RIMPAC est une composante de la nouvelle guerre froide contre la Chine que les États-Unis imposent à la région. Il est conçu pour provoquer un conflit. Cela fait de RIMPAC un exercice très dangereux.

Kelcy Taratoa (Aotearoa), Episode 0010 from the series Who Am I? (Épisode 0010 de la série Qui suis-je?), 2004.

Quel est le rôle d’Israël dans RIMPAC ?

Israël, qui n’est pas un pays riverain de l’océan Pacifique, a d’abord participé à RIMPAC 2018, puis à RIMPAC 2022 et RIMPAC 2024. Bien qu’Israël n’ait pas d’avions ou de navires impliqués, il participe néanmoins à la composante « interopérabilité » qui comprend l’établissement d’un commandement et d’un contrôle intégrés ainsi qu’une collaboration dans la partie renseignement et logistique de l’exercice. Israël participe à RIMPAC 2024 alors même qu’il mène un génocide contre les Palestiniens de Gaza. Bien que plusieurs des États observateurs de RIMPAC 2024 (comme le Chili et la Colombie) aient ouvertement condamné le génocide, ils poursuivent leur participation aux côtés de l’armée israélienne à RIMPAC 2024. Il n’y a eu aucune mention publique de leur réticence quant à l’implication d’Israël dans ces dangereux exercices militaires conjoints.

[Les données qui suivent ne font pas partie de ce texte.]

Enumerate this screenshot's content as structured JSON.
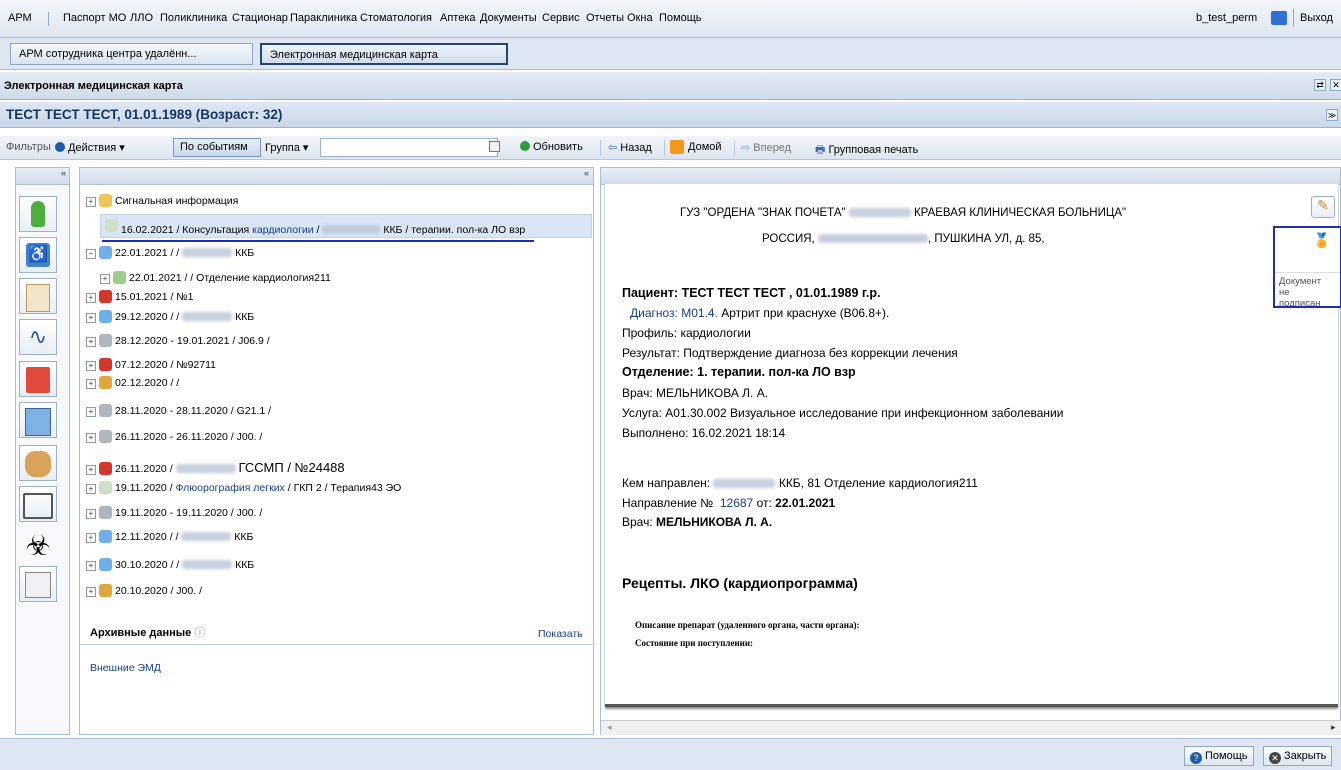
{
  "menu": {
    "items": [
      "АРМ",
      "Паспорт МО",
      "ЛЛО",
      "Поликлиника",
      "Стационар",
      "Параклиника",
      "Стоматология",
      "Аптека",
      "Документы",
      "Сервис",
      "Отчеты",
      "Окна",
      "Помощь"
    ],
    "user": "b_test_perm",
    "logout": "Выход"
  },
  "tasks": [
    "АРМ сотрудника центра удалённ...",
    "Электронная медицинская карта"
  ],
  "panel_title": "Электронная медицинская карта",
  "patient_title": "ТЕСТ ТЕСТ ТЕСТ, 01.01.1989 (Возраст: 32)",
  "toolbar": {
    "filters": "Фильтры",
    "actions": "Действия",
    "by_events": "По событиям",
    "group": "Группа",
    "refresh": "Обновить",
    "back": "Назад",
    "home": "Домой",
    "forward": "Вперед",
    "group_print": "Групповая печать"
  },
  "tree": {
    "rows": [
      {
        "text": "Сигнальная информация"
      },
      {
        "text": "16.02.2021 / Консультация",
        "link": "кардиологии",
        "tail": "ККБ / терапии. пол-ка ЛО взр"
      },
      {
        "text": "22.01.2021 /  /",
        "tail": "ККБ"
      },
      {
        "text": "22.01.2021 /  / Отделение кардиология211"
      },
      {
        "text": "15.01.2021 / №1"
      },
      {
        "text": "29.12.2020 /  /",
        "tail": "ККБ"
      },
      {
        "text": "28.12.2020 - 19.01.2021 / J06.9 /"
      },
      {
        "text": "07.12.2020 / №92711"
      },
      {
        "text": "02.12.2020 /  /"
      },
      {
        "text": "28.11.2020 - 28.11.2020 / G21.1 /"
      },
      {
        "text": "26.11.2020 - 26.11.2020 / J00. /"
      },
      {
        "text": "26.11.2020 /",
        "tail": "ГССМП / №24488"
      },
      {
        "text": "19.11.2020 /",
        "link": "Флюорография легких",
        "tail": "/ ГКП 2 / Терапия43 ЭО"
      },
      {
        "text": "19.11.2020 - 19.11.2020 / J00. /"
      },
      {
        "text": "12.11.2020 /  /",
        "tail": "ККБ"
      },
      {
        "text": "30.10.2020 /  /",
        "tail": "ККБ"
      },
      {
        "text": "20.10.2020 /  J00.  /"
      }
    ],
    "archive_label": "Архивные данные",
    "archive_show": "Показать",
    "external": "Внешние ЭМД"
  },
  "doc": {
    "org_line1_a": "ГУЗ \"ОРДЕНА \"ЗНАК ПОЧЕТА\"",
    "org_line1_b": "КРАЕВАЯ КЛИНИЧЕСКАЯ БОЛЬНИЦА\"",
    "org_line2_a": "РОССИЯ,",
    "org_line2_b": ", ПУШКИНА УЛ, д. 85,",
    "patient": "Пациент: ТЕСТ ТЕСТ ТЕСТ , 01.01.1989 г.р.",
    "diag_label": "Диагноз:",
    "diag_code": "М01.4.",
    "diag_text": "Артрит при краснухе (B06.8+).",
    "profile": "Профиль: кардиологии",
    "result": "Результат: Подтверждение диагноза без коррекции лечения",
    "dept": "Отделение: 1. терапии. пол-ка ЛО взр",
    "doctor": "Врач: МЕЛЬНИКОВА Л. А.",
    "service": "Услуга: А01.30.002 Визуальное исследование при инфекционном заболевании",
    "done": "Выполнено: 16.02.2021 18:14",
    "sent_by_a": "Кем направлен:",
    "sent_by_b": "ККБ, 81 Отделение кардиология211",
    "referral_label": "Направление №",
    "referral_num": "12687",
    "referral_from": "от:",
    "referral_date": "22.01.2021",
    "ref_doctor_label": "Врач:",
    "ref_doctor": "МЕЛЬНИКОВА Л. А.",
    "recipes": "Рецепты. ЛКО (кардиопрограмма)",
    "desc1": "Описание препарат (удаленного органа, части органа):",
    "desc2": "Состояние при поступлении:"
  },
  "tooltip": [
    "Документ",
    "не",
    "подписан"
  ],
  "bottom": {
    "help": "Помощь",
    "close": "Закрыть"
  },
  "colors": {
    "accent": "#1f5aa8",
    "highlight_border": "#1a2fb5",
    "header_bg": "#cfdbea"
  }
}
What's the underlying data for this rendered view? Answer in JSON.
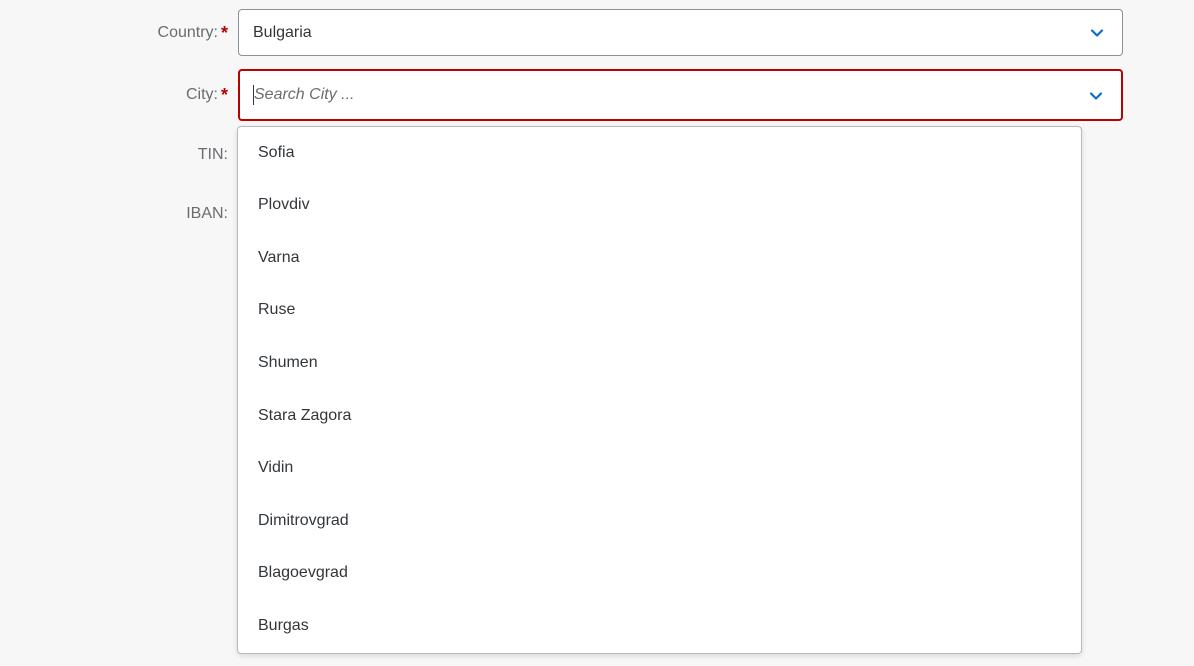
{
  "form": {
    "country": {
      "label": "Country:",
      "required_mark": "*",
      "value": "Bulgaria"
    },
    "city": {
      "label": "City:",
      "required_mark": "*",
      "placeholder": "Search City ..."
    },
    "tin": {
      "label": "TIN:"
    },
    "iban": {
      "label": "IBAN:"
    }
  },
  "city_options": [
    "Sofia",
    "Plovdiv",
    "Varna",
    "Ruse",
    "Shumen",
    "Stara Zagora",
    "Vidin",
    "Dimitrovgrad",
    "Blagoevgrad",
    "Burgas"
  ],
  "colors": {
    "accent": "#0a6ed1",
    "error_border": "#bb0000",
    "required": "#bb0000",
    "label": "#6a6d70",
    "background": "#f7f7f7"
  },
  "icons": {
    "dropdown_arrow": "chevron-down-icon"
  }
}
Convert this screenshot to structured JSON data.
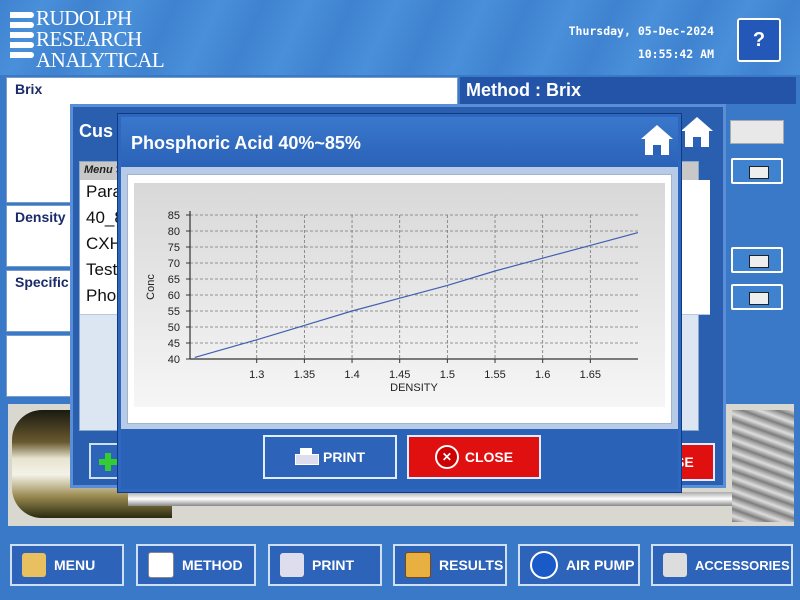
{
  "header": {
    "logo_lines": [
      "RUDOLPH",
      "RESEARCH",
      "ANALYTICAL"
    ],
    "date": "Thursday, 05-Dec-2024",
    "time": "10:55:42 AM",
    "help_label": "?"
  },
  "background": {
    "left_labels": [
      "Brix",
      "Density",
      "Specific"
    ],
    "method_label": "Method : Brix"
  },
  "behind_dialog": {
    "title": "Cus",
    "list_header": "Menu >",
    "rows": [
      "Para",
      "40_8",
      "CXH",
      "Test",
      "Phos"
    ],
    "partial_button": "SE"
  },
  "dialog": {
    "title": "Phosphoric Acid 40%~85%",
    "print_label": "PRINT",
    "close_label": "CLOSE"
  },
  "chart_data": {
    "type": "line",
    "xlabel": "DENSITY",
    "ylabel": "Conc",
    "xlim": [
      1.23,
      1.7
    ],
    "ylim": [
      40,
      85
    ],
    "x_ticks": [
      "1.3",
      "1.35",
      "1.4",
      "1.45",
      "1.5",
      "1.55",
      "1.6",
      "1.65"
    ],
    "y_ticks": [
      "40",
      "45",
      "50",
      "55",
      "60",
      "65",
      "70",
      "75",
      "80",
      "85"
    ],
    "grid": true,
    "line_color": "#4060b0",
    "series": [
      {
        "x": [
          1.235,
          1.3,
          1.35,
          1.4,
          1.45,
          1.5,
          1.55,
          1.6,
          1.65,
          1.7
        ],
        "y": [
          40.5,
          46,
          50.5,
          55,
          59,
          63,
          67.5,
          71.5,
          75.5,
          79.5
        ]
      }
    ]
  },
  "nav": [
    {
      "label": "MENU",
      "icon": "menu-icon"
    },
    {
      "label": "METHOD",
      "icon": "method-icon"
    },
    {
      "label": "PRINT",
      "icon": "printer-icon"
    },
    {
      "label": "RESULTS",
      "icon": "results-icon"
    },
    {
      "label": "AIR PUMP",
      "icon": "air-pump-icon"
    },
    {
      "label": "ACCESSORIES",
      "icon": "accessories-icon"
    }
  ]
}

Israël est un pays colonial qui poursuit son apartheid meurtrier et son génocide à l’encontre du peuple palestinien. Dans le Pacifique, les communautés autochtones d’Aotearoa (Nouvelle-Zélande) jusqu’à Hawaï ont manifesté  contre RIMPAC au cours des 50 dernières années, affirmant que ces exercices se déroulent sur des terres et des eaux volées, qu’ils méprisent l’impact négatif sur les communautés autochtones sur les terres et les eaux desquelles des exercices de tirs réels sont organisés (y compris les zones où des essais nucléaires atmosphériques ont déjà été effectués), et qu’ils contribuent à la catastrophe climatique générant la montée des eaux et menaçant l’existence des communautés insulaires. Bien que la participation d’Israël à RIMPAC ne soit pas surprenante, le problème n’est pas seulement son implication, mais plutôt l’existence même de RIMPAC. Israël est un État d’apartheid qui se livre à un génocide, et RIMPAC est un projet colonial qui menace les peuples du Pacifique et de Chine d’une guerre d’annihilation.

Ralph Ako (Îles Salomon), Toto Isu, 2015.

Te Kuaka ((Aotearoa)
Red Ant (Australie)
Workers Party of Bangladesh (Bangladesh)
Coordinadora por Palestina (Chili)
Judíxs Antisionistas contra la Ocupación y el Apartheid (Chili)
Partido Comunes (Colombie)
Congreso de los Pueblos (Colombie)
Coordinación Política y Social, Marcha Patriótica (Colombie)
Partido Socialista de Timor (Timor Oriental)
Hui Aloha ʻĀina (Hawaï)
Communist Party of India (Marxist–Leninist) Liberation (Inde)
Federasi Serikat Buruh Demokratik Kerakyatan (Indonésie)
Federasi Serikat Buruh Militan (Indonésie)
Federasi Serikat Buruh Perkebunan Patriotik (Indonésie)
Pusat Perjuangan Mahasiswa untuk Pembebasan Nasional (Indonésie)
Solidaritas.net (Indonésie)
Gegar Amerika (Malaisie)
Parti Sosialis Malaysia (Malaisie)
No Cold War
Awami Workers Party (Pakistan)
Haqooq-e-Khalq Party (Pakistan)
Mazdoor Kissan Party (Pakistan)
Partido Manggagawa (Philippines)
Partido Sosyalista ng Pilipinas (Philippines)
The International Strategy Center (République de Corée)
Janatha Vimukthi Peramuna (Sri Lanka)
Tricontinental: Institute for Social Research
Communist Party of Nepal (Unified Socialist)
CODEPINK: Women for Peace (États-Unis)
Nodutdol (États-Unis)
Party for Socialism and Liberation (États-Unis)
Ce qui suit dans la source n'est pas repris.